Question

Two large, parallel conducting plates X and Y, kept close to each other, are given charges $Q_1$ and $Q_2(Q_1>Q_2)$. The four surfaces of the plates are A, B, C and D, as shown in figure.

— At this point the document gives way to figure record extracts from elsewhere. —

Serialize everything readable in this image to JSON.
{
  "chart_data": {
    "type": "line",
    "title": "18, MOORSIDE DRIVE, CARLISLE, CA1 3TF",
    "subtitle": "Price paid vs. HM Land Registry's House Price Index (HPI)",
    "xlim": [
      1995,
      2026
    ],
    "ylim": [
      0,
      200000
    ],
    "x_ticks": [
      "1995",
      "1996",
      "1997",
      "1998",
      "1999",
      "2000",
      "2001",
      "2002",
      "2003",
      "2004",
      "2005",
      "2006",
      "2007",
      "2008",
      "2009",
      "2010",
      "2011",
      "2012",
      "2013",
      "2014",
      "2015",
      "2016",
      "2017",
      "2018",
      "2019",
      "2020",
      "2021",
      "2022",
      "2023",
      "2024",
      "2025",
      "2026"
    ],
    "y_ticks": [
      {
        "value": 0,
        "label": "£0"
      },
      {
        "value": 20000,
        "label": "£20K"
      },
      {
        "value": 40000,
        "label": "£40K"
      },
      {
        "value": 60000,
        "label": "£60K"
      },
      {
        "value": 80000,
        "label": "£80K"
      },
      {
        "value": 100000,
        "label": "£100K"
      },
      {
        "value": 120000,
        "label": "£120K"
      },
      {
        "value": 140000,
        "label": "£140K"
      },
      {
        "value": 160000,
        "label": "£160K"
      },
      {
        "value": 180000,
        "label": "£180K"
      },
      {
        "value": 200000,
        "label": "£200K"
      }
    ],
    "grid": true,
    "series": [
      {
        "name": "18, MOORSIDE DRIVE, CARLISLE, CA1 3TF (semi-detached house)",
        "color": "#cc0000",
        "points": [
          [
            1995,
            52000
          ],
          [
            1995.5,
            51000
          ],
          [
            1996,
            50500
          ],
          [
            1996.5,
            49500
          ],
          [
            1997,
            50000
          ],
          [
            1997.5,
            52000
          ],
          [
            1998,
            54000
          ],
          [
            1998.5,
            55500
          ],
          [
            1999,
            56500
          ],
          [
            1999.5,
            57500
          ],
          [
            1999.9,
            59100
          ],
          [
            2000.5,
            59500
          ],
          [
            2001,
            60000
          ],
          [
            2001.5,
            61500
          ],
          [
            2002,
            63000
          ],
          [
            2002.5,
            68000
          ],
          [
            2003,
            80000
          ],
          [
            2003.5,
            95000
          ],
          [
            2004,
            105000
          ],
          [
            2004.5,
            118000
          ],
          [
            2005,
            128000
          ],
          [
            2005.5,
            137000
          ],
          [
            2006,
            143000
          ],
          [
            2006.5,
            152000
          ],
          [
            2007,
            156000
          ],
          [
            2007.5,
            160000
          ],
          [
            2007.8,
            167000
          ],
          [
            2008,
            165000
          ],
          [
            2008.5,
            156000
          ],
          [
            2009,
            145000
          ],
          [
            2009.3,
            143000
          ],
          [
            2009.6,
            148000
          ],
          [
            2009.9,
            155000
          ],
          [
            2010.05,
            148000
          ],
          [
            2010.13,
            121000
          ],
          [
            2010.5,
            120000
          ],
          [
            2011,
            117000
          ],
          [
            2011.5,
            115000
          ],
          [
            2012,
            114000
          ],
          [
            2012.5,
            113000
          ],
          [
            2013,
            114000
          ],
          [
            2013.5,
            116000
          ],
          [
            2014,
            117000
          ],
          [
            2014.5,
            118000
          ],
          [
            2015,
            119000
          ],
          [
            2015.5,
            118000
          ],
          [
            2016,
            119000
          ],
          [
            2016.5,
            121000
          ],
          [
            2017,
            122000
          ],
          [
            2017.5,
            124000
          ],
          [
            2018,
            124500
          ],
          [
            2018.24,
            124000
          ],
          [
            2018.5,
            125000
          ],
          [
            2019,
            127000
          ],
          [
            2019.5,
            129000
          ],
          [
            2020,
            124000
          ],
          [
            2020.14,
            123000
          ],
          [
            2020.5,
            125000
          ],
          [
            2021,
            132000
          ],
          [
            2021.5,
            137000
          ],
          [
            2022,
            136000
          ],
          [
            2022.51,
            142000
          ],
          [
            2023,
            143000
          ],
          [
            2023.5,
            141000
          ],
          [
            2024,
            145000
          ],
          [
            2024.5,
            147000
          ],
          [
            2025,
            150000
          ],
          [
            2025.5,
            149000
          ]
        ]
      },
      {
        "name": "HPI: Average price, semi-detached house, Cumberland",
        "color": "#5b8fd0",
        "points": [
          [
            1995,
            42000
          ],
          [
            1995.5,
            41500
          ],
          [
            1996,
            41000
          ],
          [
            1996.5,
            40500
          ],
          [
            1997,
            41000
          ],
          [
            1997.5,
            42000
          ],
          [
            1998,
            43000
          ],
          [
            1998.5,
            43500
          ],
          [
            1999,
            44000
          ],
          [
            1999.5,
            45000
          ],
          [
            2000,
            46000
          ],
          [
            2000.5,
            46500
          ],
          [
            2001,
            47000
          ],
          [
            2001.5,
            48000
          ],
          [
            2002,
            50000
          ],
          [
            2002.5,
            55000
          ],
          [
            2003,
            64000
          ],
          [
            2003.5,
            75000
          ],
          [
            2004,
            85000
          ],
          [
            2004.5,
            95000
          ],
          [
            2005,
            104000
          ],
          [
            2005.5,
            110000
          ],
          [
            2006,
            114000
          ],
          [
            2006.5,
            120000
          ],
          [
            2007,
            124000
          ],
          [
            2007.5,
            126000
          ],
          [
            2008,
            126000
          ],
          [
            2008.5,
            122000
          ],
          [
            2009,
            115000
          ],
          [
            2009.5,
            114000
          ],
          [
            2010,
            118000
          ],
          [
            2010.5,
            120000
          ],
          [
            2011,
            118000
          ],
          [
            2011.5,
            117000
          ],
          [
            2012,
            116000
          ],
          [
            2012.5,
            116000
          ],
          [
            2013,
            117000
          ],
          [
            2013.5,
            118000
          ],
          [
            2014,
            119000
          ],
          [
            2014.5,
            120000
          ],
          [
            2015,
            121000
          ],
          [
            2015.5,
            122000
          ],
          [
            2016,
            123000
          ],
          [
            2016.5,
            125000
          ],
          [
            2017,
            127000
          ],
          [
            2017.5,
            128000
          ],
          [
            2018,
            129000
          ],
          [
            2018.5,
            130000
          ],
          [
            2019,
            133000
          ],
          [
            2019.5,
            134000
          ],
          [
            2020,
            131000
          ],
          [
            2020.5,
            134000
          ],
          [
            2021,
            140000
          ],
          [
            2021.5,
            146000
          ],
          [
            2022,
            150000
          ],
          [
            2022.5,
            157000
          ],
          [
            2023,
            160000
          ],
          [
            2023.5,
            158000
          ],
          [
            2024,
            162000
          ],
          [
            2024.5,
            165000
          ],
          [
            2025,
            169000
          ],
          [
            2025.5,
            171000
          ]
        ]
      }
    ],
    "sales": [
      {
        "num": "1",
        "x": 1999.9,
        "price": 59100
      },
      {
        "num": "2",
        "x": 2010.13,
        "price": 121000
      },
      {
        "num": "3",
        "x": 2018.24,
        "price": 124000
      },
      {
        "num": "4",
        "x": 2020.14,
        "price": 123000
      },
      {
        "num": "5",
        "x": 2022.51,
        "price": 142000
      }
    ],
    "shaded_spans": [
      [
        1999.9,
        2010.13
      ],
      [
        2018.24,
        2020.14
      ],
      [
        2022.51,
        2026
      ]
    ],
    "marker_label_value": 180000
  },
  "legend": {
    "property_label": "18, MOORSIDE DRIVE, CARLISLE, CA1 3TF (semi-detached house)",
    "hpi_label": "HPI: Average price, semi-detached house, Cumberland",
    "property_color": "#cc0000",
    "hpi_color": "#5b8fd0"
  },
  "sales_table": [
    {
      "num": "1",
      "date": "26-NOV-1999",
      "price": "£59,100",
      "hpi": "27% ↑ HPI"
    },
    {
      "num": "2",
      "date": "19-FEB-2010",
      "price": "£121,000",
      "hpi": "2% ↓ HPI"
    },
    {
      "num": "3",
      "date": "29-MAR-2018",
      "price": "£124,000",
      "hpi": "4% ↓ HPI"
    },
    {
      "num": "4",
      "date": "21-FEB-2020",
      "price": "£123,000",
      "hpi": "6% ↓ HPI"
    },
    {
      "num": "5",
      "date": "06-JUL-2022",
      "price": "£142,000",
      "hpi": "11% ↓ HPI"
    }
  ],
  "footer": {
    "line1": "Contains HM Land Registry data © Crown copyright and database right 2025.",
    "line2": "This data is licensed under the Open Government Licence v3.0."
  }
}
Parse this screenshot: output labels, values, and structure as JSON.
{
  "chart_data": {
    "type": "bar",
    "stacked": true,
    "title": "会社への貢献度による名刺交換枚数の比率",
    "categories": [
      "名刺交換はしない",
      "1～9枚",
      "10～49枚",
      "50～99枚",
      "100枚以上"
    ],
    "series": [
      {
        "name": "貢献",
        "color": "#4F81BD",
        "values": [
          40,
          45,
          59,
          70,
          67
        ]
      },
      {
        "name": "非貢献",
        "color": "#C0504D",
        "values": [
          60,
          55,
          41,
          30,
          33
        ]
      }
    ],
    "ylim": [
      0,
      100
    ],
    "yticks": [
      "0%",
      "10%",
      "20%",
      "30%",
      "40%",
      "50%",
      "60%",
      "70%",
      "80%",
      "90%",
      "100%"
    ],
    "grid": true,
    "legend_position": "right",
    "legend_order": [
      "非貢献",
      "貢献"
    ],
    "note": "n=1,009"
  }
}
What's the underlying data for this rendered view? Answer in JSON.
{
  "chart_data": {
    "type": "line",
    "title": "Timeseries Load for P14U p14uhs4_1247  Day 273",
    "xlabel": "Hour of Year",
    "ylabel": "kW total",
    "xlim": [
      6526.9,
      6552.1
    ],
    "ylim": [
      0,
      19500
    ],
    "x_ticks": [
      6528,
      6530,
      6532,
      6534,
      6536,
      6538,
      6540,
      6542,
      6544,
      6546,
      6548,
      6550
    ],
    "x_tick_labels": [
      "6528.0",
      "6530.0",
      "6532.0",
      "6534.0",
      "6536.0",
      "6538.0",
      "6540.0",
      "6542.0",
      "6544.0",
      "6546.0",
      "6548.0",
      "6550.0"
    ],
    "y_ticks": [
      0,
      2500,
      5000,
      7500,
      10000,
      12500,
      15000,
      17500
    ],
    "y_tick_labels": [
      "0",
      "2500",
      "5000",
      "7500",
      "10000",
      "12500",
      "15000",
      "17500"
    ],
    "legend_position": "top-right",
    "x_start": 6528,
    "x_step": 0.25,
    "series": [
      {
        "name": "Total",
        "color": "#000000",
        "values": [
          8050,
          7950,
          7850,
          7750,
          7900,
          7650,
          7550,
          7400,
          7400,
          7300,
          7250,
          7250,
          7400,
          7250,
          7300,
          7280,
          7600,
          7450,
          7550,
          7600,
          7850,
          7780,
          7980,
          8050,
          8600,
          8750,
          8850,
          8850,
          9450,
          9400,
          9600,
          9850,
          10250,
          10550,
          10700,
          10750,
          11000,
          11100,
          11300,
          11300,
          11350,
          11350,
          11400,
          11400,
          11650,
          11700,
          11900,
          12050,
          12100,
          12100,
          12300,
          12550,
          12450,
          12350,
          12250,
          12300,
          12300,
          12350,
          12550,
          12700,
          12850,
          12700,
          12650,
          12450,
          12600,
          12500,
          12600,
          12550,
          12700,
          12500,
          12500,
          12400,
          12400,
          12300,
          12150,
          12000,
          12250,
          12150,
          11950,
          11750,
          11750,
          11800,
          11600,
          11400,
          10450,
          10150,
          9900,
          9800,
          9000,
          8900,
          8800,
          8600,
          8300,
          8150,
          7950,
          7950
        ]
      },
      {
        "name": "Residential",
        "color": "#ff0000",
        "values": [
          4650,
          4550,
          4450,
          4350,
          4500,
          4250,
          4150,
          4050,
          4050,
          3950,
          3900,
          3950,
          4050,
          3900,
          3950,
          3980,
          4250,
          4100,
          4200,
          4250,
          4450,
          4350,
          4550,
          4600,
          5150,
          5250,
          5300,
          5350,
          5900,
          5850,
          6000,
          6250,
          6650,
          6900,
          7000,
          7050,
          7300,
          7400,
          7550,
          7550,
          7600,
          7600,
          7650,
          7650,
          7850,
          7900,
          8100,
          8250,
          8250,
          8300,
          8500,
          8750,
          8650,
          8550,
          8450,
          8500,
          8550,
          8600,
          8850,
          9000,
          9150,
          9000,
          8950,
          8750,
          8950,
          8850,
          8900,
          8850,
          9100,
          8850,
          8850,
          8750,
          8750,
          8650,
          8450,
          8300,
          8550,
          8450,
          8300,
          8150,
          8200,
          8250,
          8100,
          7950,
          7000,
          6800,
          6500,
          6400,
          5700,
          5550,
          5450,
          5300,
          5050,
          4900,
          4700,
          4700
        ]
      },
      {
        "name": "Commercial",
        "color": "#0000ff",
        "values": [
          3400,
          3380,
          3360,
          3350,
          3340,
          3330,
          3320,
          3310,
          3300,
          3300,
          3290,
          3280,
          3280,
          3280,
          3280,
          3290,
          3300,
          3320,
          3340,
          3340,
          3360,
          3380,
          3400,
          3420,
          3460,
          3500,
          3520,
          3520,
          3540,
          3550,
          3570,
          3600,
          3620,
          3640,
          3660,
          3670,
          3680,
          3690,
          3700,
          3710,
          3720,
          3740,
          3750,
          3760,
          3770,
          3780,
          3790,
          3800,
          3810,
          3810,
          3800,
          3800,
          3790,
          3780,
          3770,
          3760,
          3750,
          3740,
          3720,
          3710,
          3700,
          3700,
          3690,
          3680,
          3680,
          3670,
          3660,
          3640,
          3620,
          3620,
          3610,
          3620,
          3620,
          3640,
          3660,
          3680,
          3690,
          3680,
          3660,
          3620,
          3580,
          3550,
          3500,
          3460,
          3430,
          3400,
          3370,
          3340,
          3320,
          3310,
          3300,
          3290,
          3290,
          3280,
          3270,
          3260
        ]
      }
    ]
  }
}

Then :

• A. The charge on B is $\frac{1}{2}(Q_1-Q_2)$.
• B. The charge on A is $\frac{1}{2}(Q_1+Q_2)$.
• C. The charge on C is -$\frac{1}{2}(Q_1-Q_2)$.
• D. The charge on D is $\frac{1}{2}(Q_1+Q_2)$

Answer 1

Answer: (A), (B), (C), (D)

Let charge for surface A $=Q_1-q$, for surface B $=q$, for surface C $=Q_2-q^{\prime }$ and for surface D $=q^{\prime }$.
As the field inside X plate is zero, $\frac{1}{2A{ϵ}_0}(Q_1-q-q-Q_2+q^{\prime }-q^{\prime })=0$
$-2q=Q_2-Q_1\Rightarrow q=\frac{1}{2}(Q_1-Q_2)$
similarly for Y plate, $\frac{1}{2A{ϵ}_0}(q^{\prime }-Q_2+q^{\prime }-q-Q_1+q)=0$
or $2q^{\prime }=Q_1+Q_2\Rightarrow q^{\prime }=\frac{1}{2}(Q_1+Q_2)$
Thus, charge on A is $Q_1-q=Q_1-\frac{1}{2}(Q_1-Q_2)=\frac{1}{2}(Q_1+Q_2)$.
charge on B is $q=\frac{1}{2}(Q_1-Q_2)$
charge on C is $Q_2-q^{\prime }=Q_2-\frac{1}{2}(Q_1+Q_2)=-\frac{1}{2}(Q_1-Q_2)$
Charge on D is $q^{\prime }=\frac{1}{2}(Q_1+Q_2)$